As far as which one is better? Well idk. I think I would rather have the 1.5 reduction over the .7 reduction, but that could be more scenario based. I have had little experience with driveline breakage, and dont know what kind of limit the stock setup can take. I'm assuming that if they can handle the 4:1 gear set, then 1.5 reduction box should be fine.
-
Here is a good article from Trail Tough:
http://www.trailtough.com/index.php?view=article&catid=36:techinfo&id=60:gears&option=com_content&Itemid=60
While doing Suzuki Samurai transfer case gears is probably the biggest bang for the buck and a quick-fix, it is definitely a lousy way to try and create a reliable, trouble-free drivetrain.

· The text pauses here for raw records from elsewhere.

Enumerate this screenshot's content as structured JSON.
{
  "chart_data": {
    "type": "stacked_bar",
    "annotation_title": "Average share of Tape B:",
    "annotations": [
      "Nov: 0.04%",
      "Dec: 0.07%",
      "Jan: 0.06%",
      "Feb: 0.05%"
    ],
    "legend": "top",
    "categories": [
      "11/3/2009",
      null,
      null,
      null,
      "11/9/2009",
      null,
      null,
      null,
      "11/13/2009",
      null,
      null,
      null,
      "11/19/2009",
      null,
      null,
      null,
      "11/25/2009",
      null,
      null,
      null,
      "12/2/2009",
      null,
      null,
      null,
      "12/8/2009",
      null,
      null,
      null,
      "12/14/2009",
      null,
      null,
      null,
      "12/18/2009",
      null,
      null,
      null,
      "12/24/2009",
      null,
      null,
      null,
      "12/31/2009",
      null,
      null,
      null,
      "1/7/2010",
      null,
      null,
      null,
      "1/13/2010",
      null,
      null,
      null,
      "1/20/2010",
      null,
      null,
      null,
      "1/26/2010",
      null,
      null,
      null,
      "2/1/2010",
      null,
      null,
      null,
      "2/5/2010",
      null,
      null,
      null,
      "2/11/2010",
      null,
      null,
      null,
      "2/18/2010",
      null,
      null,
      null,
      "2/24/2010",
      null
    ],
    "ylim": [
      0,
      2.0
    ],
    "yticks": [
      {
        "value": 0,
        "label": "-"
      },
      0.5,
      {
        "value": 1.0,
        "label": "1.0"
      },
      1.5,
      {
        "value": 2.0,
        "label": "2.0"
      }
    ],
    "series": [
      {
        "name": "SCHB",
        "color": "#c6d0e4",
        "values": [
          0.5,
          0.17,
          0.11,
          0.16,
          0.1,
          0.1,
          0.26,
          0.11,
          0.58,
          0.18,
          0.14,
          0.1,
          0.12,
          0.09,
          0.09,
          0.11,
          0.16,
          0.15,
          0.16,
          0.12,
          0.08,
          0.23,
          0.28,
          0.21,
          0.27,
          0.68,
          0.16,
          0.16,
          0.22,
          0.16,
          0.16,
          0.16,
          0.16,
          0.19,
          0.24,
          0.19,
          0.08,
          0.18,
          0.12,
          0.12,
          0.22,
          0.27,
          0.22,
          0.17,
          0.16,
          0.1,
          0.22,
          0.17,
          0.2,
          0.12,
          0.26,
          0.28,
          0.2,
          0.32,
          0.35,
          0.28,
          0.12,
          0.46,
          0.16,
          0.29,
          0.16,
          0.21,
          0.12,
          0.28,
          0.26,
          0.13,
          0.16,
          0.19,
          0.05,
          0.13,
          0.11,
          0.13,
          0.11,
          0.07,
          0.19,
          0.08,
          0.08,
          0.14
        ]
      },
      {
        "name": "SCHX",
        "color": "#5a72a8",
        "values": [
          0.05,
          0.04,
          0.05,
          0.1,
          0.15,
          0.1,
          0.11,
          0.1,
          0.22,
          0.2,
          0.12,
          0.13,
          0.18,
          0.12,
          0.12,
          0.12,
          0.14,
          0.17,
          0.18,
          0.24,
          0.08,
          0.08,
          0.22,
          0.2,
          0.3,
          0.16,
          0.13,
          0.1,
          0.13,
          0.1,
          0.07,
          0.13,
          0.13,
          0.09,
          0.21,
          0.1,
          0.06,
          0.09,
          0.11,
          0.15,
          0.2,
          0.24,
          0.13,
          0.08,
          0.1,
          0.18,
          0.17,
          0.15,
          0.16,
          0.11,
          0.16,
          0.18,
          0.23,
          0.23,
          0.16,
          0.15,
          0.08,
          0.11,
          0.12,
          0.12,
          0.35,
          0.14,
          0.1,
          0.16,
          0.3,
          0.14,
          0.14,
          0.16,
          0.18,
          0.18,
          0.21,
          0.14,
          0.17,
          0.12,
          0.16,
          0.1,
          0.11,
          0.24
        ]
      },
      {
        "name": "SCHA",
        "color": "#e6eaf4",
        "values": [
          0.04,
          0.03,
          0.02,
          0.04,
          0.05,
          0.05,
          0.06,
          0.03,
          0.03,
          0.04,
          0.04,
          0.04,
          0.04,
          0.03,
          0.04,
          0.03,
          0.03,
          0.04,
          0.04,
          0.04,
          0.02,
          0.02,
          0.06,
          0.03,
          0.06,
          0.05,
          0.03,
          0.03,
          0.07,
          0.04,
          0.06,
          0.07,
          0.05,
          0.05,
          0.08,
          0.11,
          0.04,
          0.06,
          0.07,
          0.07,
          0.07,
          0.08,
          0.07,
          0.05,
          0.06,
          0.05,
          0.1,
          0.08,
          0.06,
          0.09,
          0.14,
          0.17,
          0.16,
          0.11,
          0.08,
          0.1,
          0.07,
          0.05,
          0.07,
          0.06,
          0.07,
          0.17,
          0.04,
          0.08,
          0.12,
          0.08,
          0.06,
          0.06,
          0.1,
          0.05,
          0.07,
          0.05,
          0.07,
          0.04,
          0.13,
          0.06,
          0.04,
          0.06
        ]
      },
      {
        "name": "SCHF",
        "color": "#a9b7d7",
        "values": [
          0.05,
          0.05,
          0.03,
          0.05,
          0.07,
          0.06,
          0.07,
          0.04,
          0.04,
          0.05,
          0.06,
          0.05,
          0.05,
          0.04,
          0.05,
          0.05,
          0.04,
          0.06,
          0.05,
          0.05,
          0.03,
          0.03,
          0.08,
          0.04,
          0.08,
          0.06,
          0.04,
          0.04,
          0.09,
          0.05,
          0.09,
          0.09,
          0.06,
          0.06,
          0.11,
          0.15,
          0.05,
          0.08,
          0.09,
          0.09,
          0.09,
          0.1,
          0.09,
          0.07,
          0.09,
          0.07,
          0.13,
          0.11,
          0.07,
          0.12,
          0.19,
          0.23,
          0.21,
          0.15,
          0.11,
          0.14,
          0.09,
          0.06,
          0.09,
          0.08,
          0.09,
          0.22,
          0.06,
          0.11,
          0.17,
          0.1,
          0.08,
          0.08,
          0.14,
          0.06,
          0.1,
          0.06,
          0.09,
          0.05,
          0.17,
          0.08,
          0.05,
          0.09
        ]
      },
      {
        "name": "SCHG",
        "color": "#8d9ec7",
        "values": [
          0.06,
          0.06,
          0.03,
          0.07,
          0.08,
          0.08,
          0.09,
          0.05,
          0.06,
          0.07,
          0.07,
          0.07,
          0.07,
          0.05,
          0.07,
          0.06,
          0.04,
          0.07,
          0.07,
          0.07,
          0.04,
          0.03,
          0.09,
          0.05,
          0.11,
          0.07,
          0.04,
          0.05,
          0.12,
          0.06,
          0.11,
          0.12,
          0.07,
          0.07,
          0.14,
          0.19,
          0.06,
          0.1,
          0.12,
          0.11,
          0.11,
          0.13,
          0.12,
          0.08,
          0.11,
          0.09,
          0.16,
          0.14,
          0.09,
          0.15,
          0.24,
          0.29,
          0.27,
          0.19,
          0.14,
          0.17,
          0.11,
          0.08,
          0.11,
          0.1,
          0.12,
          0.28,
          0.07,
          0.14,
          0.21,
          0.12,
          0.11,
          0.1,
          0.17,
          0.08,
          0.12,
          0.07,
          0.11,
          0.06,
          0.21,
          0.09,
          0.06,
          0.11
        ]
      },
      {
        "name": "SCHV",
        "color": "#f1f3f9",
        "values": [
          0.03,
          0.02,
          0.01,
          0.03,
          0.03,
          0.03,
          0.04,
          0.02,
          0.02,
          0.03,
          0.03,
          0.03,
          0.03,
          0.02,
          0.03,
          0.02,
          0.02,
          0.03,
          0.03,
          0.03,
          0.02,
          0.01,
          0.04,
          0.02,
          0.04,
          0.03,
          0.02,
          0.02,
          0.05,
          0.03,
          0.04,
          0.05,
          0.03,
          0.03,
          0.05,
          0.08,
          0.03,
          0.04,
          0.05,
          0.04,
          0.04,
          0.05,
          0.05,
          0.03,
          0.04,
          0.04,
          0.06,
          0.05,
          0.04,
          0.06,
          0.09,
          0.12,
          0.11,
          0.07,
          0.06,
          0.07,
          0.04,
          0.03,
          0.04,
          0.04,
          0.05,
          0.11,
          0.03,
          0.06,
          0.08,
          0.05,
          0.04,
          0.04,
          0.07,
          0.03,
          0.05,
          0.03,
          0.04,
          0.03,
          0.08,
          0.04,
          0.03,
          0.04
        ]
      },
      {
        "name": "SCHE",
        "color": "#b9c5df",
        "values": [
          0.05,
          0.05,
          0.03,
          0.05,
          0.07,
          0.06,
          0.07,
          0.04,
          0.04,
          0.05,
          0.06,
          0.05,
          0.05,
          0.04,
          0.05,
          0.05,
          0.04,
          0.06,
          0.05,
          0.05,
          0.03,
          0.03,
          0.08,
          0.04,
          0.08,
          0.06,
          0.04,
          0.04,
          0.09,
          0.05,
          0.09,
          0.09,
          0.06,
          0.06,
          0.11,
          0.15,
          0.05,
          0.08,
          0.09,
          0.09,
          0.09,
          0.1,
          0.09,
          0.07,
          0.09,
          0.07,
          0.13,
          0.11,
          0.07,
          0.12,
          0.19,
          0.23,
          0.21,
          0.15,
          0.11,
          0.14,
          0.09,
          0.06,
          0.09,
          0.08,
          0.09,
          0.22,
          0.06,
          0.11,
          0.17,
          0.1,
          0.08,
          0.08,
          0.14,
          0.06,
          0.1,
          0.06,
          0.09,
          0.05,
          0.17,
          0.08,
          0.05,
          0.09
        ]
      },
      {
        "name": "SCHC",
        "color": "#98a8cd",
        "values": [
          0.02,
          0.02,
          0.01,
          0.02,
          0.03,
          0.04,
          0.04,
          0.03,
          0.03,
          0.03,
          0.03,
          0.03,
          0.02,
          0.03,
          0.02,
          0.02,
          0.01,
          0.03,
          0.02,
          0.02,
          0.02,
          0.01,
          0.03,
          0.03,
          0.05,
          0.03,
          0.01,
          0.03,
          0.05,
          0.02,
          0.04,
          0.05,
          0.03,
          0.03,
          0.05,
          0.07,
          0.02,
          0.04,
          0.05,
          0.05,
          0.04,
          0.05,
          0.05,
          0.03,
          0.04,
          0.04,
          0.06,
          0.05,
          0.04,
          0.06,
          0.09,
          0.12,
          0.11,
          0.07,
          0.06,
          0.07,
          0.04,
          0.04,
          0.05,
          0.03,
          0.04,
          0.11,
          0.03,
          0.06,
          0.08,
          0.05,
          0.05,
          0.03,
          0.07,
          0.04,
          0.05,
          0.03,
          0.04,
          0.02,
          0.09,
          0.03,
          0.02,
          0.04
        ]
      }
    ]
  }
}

So think about this for a minute...you put on larger tires, so your pinion now becomes TWICE as hard to turn putting TWICE as much stress on the u-joints, transfer case mounts and the transfer case itself, as well as the brackets on the side of the frame that holds the transfer case in place. It leads to problem chasing such as having to use unnecessary large and heavy driveshafts, having the bolts pull out of the transfer case on the long arm side, having the mounting boss break off of the transfer case or having the short arm side bracket start to tear off of the frame rail. It is because you have given your transfer case up to 3 times as much power by putting in lower gears and now the transfer case wants to do flip-flops in its mount. Many people consider only the POWER issue of this equation as opposed to considering the STRESS LOADING situation as well. You need to change the ring and pinion gears also - relative to your tire size - which will make the driveshaft easy to turn again, taking all of the strain off of these parts - just like it was made from the factory when the smaller tires were on it. It is a mistake to do all of your gear reduction at one point. Especially that far up the mechanical chain. Do yourself a favor....reduce the ratio at the ring and pinions relative to the size tire you want to run, then select the transfer case gears that will best meet your 4-wheeling needs. By going this route, you will have a well thought out and trouble-free drivetrain, working well within the parameters of strain that the parts can and will reliably handle.
-
I can give you a little first hand info from my build. I have a Kick with 16v, auto, kicker 2 to Toy diffs with 5.29 running on 36"tires. If I only put the Kick box in low range(1.6 to 1) on the street with the rest in high I can only do about 40mph or so before the revs get too high. You would need to run numerically lower diff gears for the reduction box to work properly for you or stay with your 5.83 gears, either way it's a trade off. I chose to make mine good offroad and live with the onroad lack of power.